At the age of twenty, Susan Calvin had been part of the particular Psycho-Math seminar at which Dr. Alfred Lanning of U. S. Robots had demonstrated the first mobile robot to be equipped with a voice. It was a large, clumsy unbeautiful robot, smelling of machine-oil and destined for the projected mines on Mercury. But it could speak and make sense.
Susan said nothing at that seminar; took no part in the hectic discussion period that followed. She was a frosty girl, plain and colorless, who protected herself against a world she disliked by a masklike expression and a hypertrophy of intellect. But as she watched and listened, she felt the stirrings of a cold enthusiasm.
She obtained her bachelor’s degree at Columbia in 2003 and began graduate work in cybernetics.
All that had been done in the mid-twentieth century on “calculating machines” had been upset by Robertson and his positronic brain-paths. The miles of relays and photocells had given way to the spongy globe of plantinumiridium about the size of a human brain.
She learned to calculate the parameters necessary to fix the possible variables within the “positronic brain”; to construct “brains” on paper such that the responses to given stimuli could be accurately predicted.
In 2008, she obtained
her Ph. D. and joined United States Robots as a “Robopsychologist,” becoming the first great practitioner of a new science. Lawrence Robertson was still president of the corporation; Alfred Lanning had become director of research.
For fifty years, she watched the direction of human progress change and leap ahead.
Now she was retiring – as much as she ever could. At least, she was allowing someone else’s name to be inset upon the door of her office.
That, essentially, was what I had. I had a long list of her
Published papers, of the patents in her name; I had the
Chronological details of her promotions. In short I had her
Professional “vita” in full detail.
But that wasn’t what I wanted.
I needed more than that for my feature articles for Interplanetary Press. Much more.
I told her so.
“Dr. Calvin,” I said, as lushly as possible, “in the mind of the public you and U. S. Robots are identical. Your retirement will end an era and-“
“You want the human-interest angle?” She didn’t smile at me. I don’t think she ever smiles. But her eyes were sharp, though not angry. I felt her glance slide through me and out my occiput and knew that I was uncommonly transparent to her; that everybody was.

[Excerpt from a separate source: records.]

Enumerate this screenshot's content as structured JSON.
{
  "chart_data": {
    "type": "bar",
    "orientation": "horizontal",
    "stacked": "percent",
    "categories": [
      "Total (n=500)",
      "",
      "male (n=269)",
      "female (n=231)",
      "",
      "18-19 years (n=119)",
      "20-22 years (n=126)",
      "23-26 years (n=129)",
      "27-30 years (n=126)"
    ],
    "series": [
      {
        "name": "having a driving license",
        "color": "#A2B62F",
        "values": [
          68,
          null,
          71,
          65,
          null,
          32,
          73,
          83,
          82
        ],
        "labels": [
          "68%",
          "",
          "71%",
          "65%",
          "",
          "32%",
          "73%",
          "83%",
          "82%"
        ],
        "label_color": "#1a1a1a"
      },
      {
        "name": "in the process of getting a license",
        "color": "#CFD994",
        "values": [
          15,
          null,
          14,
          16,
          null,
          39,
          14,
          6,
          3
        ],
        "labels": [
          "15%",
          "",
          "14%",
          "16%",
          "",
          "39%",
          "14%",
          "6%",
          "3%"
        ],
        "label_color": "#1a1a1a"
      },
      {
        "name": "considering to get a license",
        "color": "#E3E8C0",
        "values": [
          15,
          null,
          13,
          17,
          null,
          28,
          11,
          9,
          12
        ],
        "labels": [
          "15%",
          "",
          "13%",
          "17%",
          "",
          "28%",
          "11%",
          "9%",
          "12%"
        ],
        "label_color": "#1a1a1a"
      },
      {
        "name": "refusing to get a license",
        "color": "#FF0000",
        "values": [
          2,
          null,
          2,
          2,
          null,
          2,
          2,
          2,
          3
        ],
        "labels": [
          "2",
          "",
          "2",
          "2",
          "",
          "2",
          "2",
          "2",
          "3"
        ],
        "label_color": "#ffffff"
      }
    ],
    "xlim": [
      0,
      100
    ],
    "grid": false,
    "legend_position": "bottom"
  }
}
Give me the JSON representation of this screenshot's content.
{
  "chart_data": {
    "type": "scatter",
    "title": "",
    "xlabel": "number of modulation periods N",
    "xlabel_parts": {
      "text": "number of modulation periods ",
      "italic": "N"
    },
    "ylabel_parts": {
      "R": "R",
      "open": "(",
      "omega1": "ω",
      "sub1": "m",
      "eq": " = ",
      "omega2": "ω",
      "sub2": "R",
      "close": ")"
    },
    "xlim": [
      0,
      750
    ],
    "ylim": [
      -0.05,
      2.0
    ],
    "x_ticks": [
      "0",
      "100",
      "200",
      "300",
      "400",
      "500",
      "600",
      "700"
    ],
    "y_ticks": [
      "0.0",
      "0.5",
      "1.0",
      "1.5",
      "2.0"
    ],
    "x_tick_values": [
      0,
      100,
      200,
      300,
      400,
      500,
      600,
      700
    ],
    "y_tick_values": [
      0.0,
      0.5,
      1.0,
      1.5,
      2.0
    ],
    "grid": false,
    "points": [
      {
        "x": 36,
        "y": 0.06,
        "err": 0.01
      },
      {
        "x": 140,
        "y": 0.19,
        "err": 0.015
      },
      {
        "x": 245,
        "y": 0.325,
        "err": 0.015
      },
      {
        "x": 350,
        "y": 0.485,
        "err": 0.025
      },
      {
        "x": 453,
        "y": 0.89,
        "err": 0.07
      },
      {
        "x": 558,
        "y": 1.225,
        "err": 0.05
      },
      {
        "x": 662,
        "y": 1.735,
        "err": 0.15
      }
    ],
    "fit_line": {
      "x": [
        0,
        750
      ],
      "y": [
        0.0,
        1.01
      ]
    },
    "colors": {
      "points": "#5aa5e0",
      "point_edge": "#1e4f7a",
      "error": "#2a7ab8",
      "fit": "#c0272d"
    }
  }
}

But I said, “That’s right.”
“Human interest out of robots? A contradiction.”
“No, doctor. Out of you.”
“Well, I’ve been called a robot myself. Surely, they’ve told you I’m not human.”
They had, but there was no point in saying so.
She got up from her chair. She wasn’t tall and she looked frail. I followed her to the window and we looked out.
The offices and factories of U. S. Robots were a small city; spaced and planned. It was flattened out like an aerial photograph.